Carbon Taxes?

Well, Tim, I would agree that a national carbon tax would be a good addition to our set of climate policy tools, but let’s be realistic about what it will accomplish.  A carbon tax of $50 per ton CO2 amounts to about $0.45 per gallon of gasoline.  That’s a sizable increase in the price of gasoline, but gasoline demand is really inelastic, especially in the short run, meaning that there will not be a large shift in behavior right away.  Over time, we would expect to see people slowly substitute towards more fuel efficient cars, electric cars, and possibly public transportation.  But unless we get to really high carbon taxes, perhaps $500-$600 per ton CO2, we won’t see major changes for some time.

And it’s a pure increase in home heating costs for anyone using natural gas.  A $50 per ton carbon tax amounts to an increase of about $0.27 per ccf (hundred cubic feet), which would basically increase your home heating bill by about 50% at current prices.  These increases in costs may not be all that big of a deal for most middle class folks since the middle class spends an increasingly small share of their income directly on energy consumption.  The biggest impact of higher energy prices likely will affect people indirectly through the things they purchase, including household items and vacations.

The question though is whether carbon taxes will really curtail carbon emissions.  They probably have to get really high really quickly to have an impact. The Europeans have really high gasoline taxes, and great public transportation, but they still have relatively high carbon emissions from the transportation sector.

The reality of greenhouse gas mitigation is that it is really expensive.  This is why taxes are fine, but unless they are really high and imposed universally throughout the world, they won’t reduce greenhouse gas emissions enough to avoid more than 2 degrees C of warming.  This it not to say we shouldn’t use them, but it’s useful to be realistic about what we can achieve with them.





3 thoughts on “Carbon Taxes?

  1. I think we broadly agree. A few possible counter-points (questions?):

    –Regardless of the elasticity, would you agree that gas should be priced to include externality costs (both short and long-term externalities)? If so, then the carbon tax is only one piece, right? Way back in 2002, Parry and Small called for $1 a gallon tax based in the short-term externalities (air pollution, accidents and congestion). Add a carbon tax on top and I might reconsider my repeated decision to buy a gas guzzling SUV.
    –I agree that a carbon tax is potentially regressive (i.e. a higher portion of income is spent on energy by lower income individuals), but doesn’t a revenue-neutral lump sum rebate offset the regressive nature of the tax–because the absolute consumption of energy increases with income?

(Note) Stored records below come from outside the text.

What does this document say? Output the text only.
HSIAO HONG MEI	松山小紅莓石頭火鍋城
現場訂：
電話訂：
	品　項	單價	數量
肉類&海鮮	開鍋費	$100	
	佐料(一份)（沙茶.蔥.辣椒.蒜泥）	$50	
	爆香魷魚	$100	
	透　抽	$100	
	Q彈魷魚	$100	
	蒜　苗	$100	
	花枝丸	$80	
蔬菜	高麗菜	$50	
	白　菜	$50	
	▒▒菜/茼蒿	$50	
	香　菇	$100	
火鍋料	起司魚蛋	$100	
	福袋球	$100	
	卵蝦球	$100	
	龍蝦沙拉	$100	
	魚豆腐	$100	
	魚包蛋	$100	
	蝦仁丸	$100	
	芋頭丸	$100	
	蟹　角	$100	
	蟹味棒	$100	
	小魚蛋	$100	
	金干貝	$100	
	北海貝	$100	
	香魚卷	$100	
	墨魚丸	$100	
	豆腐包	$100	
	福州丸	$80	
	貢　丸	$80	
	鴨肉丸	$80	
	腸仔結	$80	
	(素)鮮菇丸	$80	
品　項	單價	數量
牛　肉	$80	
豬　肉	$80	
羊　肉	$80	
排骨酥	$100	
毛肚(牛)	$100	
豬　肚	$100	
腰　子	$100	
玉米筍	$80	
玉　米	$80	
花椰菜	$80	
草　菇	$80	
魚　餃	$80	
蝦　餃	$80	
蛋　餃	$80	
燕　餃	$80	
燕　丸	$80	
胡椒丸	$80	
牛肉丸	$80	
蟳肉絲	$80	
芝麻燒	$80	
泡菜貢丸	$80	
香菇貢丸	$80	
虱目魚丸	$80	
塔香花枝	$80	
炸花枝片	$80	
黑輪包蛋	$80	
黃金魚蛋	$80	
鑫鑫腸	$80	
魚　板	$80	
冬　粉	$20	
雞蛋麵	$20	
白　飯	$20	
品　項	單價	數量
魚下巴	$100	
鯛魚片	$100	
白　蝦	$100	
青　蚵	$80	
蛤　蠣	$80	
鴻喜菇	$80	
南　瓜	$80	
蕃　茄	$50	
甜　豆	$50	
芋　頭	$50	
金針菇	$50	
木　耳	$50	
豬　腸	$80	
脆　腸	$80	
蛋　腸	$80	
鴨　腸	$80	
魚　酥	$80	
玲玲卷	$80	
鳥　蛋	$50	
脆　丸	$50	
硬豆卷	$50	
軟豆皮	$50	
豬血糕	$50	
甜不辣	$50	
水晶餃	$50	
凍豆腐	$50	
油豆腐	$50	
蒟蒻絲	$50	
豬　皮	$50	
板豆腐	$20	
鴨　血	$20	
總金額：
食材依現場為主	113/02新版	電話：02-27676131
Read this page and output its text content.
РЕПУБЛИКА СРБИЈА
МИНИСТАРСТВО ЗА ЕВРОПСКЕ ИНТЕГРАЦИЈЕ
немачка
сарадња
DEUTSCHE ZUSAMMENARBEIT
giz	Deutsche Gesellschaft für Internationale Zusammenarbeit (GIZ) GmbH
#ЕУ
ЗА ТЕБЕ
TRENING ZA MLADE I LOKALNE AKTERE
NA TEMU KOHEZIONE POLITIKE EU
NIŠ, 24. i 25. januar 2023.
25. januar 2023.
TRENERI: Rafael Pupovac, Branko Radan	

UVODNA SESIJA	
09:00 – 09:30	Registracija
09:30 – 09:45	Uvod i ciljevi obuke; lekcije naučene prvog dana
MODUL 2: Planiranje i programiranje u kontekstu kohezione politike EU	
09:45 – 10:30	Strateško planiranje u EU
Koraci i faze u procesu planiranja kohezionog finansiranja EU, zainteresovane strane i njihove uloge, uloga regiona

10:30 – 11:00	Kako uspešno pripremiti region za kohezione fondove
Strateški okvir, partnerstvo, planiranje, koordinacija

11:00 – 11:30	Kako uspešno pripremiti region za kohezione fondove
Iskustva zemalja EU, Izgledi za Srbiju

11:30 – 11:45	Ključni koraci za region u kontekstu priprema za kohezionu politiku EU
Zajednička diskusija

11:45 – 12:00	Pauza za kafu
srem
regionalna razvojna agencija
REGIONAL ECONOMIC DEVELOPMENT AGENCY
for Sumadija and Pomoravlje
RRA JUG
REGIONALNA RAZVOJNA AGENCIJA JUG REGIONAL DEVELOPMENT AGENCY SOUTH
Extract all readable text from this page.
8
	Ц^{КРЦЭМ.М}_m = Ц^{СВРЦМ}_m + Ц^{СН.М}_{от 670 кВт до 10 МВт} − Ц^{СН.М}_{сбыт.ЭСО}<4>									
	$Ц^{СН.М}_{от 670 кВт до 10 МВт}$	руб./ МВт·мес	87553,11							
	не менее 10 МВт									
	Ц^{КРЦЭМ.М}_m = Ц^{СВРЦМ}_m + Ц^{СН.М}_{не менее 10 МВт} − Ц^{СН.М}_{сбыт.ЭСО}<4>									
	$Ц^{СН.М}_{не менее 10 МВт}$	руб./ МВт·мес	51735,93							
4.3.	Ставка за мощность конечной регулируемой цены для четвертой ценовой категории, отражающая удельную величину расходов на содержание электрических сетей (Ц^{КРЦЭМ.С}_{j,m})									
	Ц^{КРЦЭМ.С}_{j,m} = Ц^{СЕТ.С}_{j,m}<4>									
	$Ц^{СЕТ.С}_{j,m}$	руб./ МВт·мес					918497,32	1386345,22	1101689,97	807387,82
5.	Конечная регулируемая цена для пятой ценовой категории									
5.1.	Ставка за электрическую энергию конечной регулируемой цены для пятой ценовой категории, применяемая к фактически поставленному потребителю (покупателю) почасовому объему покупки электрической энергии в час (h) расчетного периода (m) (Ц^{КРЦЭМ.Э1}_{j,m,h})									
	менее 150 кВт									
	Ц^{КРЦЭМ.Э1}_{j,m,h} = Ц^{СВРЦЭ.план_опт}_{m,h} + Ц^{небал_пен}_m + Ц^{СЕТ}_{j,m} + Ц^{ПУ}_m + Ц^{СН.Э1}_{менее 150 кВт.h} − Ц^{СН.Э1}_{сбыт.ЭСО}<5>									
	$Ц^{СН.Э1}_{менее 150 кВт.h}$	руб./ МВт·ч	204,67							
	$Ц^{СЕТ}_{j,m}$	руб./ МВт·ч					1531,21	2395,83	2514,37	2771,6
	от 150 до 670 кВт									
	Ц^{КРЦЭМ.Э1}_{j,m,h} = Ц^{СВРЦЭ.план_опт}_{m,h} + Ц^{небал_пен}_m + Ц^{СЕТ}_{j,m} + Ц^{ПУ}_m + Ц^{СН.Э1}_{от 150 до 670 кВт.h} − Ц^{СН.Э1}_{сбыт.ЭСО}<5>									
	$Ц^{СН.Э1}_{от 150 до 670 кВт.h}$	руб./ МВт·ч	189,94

  2. Most of the damages estimated by Parry and Small were congestion effects, so no a carbon tax would not help for that. Need per mile, or better, time of day on specific road charges. As we move towards electric cars and increase fuel efficiency, transportation people are realizing that gasoline taxes are terrible ways to finance road and other infrastructure, so we’ll see more arguments in favor of mileage charges. But they are less practical to implement. And in any event, we probably need high weight charges, since trucks actually cause the most damage to roads, and thus are most responsible for repairs needed.

    Sure, lump sum rebates can take the pain out of regressive taxes, but there is a dead weight loss there somewhere in the transfer.

    • Wasn’t arguing for a gas tax in place of a carbon tax–instead arguing that all externalities need to be priced in (pollution, congestion, carbon,…). I agree that the gas tax isn’t perfect for all externalities.

      Not sure what DWL you’re referring to in the lump sum transfer. The standard story is the Lump Sum transfer doesn’t change relative prices so the outcome is still efficient. maybe I’m oversimplifying?